Ok, so why aren’t remote desktops supported in this day and age? Really this is only going to become more and more common, can we please get this support? If you had such support, I know our company would be buying more licenses.
It likely has to do with SketchUp’s requirement for a minimum level of Open GL graphics processor capability. Remote desktop’s generate the screen image on the host computer and send the screen to the remote computer or thin client.
It could also be that SketchUp would need a new “under the hood” licensing model to allow non-network licenses to work in a server environment, while guarding against more than 1 user simultaneously using SketchUp.
Or both.
And I do mean 1 user. Although SketchUp Pro allows installation on up to two computers, it does NOT allow simultaneous use of the 2 installations.
I was on a screen share with someone the other day, the IT support person, who I found out after a while was remoted into the Windows 10 machine I was looking at. Even with both of us effectively doing a remote desktop session to the machine, SketchUp work fine. Well, not at first, because it was crashing, but once I figured out why that was, SketchUp was fine.

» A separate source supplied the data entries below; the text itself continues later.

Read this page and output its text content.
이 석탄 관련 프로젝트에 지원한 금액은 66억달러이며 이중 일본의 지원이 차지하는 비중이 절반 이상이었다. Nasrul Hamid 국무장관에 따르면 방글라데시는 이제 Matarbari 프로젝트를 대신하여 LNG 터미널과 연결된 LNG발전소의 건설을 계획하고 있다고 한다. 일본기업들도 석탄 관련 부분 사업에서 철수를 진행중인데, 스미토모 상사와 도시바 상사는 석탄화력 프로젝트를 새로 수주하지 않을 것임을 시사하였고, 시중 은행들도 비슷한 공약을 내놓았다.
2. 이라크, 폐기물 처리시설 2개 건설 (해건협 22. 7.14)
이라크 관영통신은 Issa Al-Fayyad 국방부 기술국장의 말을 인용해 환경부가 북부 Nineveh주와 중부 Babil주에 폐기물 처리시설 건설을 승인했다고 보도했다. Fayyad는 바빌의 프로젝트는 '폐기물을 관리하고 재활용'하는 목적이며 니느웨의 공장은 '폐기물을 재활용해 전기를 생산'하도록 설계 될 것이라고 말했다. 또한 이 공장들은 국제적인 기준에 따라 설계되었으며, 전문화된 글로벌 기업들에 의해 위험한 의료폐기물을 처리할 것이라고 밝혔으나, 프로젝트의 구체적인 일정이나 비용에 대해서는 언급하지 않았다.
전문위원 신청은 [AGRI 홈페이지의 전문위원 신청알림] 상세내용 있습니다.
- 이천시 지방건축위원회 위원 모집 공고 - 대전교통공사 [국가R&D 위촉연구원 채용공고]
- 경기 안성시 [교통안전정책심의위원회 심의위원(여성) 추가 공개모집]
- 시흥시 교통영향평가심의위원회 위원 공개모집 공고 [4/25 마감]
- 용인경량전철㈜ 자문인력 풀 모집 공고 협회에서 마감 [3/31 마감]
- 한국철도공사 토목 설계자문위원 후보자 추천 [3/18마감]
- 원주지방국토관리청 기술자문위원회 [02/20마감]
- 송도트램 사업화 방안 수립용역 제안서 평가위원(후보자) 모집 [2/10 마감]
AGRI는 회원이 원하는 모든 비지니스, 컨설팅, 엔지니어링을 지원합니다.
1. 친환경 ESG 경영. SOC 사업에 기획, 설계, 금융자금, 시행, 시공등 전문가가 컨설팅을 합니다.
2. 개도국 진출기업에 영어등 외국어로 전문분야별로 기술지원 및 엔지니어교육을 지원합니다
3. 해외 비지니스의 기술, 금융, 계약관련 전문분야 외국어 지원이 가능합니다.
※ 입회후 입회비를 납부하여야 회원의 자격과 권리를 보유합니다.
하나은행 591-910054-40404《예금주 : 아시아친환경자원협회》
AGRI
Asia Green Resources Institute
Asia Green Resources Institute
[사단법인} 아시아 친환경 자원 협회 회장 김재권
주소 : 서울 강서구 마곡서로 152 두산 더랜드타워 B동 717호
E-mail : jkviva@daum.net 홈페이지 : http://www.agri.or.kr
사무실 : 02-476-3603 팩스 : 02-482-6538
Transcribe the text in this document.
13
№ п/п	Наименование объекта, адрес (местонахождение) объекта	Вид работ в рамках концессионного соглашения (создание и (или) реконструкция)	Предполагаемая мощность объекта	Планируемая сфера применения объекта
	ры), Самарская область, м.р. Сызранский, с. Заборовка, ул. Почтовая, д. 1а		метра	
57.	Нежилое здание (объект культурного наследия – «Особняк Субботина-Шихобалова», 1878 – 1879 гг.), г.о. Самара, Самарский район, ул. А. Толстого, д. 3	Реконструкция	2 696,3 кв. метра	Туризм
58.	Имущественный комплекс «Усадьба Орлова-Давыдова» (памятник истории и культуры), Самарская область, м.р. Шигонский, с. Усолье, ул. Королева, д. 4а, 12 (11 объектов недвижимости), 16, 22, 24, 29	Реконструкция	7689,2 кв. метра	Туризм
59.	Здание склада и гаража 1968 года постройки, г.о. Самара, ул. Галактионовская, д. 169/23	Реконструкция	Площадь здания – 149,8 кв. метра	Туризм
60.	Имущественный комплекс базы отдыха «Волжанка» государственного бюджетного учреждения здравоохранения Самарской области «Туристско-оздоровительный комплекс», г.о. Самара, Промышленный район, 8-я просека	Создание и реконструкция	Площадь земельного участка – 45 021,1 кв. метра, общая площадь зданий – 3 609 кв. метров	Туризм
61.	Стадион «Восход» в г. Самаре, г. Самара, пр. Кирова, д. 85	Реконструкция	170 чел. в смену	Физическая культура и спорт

So, controlling a PC remotely can be done. It may be RDP in particular that fails, and in that case if you can open SketchUp before you connect, it will probably work.
I would be perfectly ok with requiring a network license (as long as they dropped the minimum number of users to get one down to two or so).
Remote desktops are also perfectly capable of having Open GL graphics capability, but it still won’t work on systems that have it unless you go to an older version of SketchUp and considering how many businesses are moving to a model of using cloud based computing these days (including ones that use Revit and AutoCAD), this is something that is absolutely necessary.
It would be impossible to start SketchUp before connecting, as our systems are all remotely run on AWS servers, which are perfectly capable of running AutoCAD and Revit, even rendering works well.
So you are running virtual machines instead of simply RDP:ing. I have tried successfully (v.2018 was the latest version I tried) to run SketchUp on a virtual machine running on a Citrix platform that had a Nvidia graphics system (forgot the details). It worked perfectly, even when connecting through a 3G mobile phone.
It is probably about OpenGL. AutoCad and Revit don’t use OpenGL but DirectX. As in the system I tested, OpenGL probably needs special hardware at the server end to work.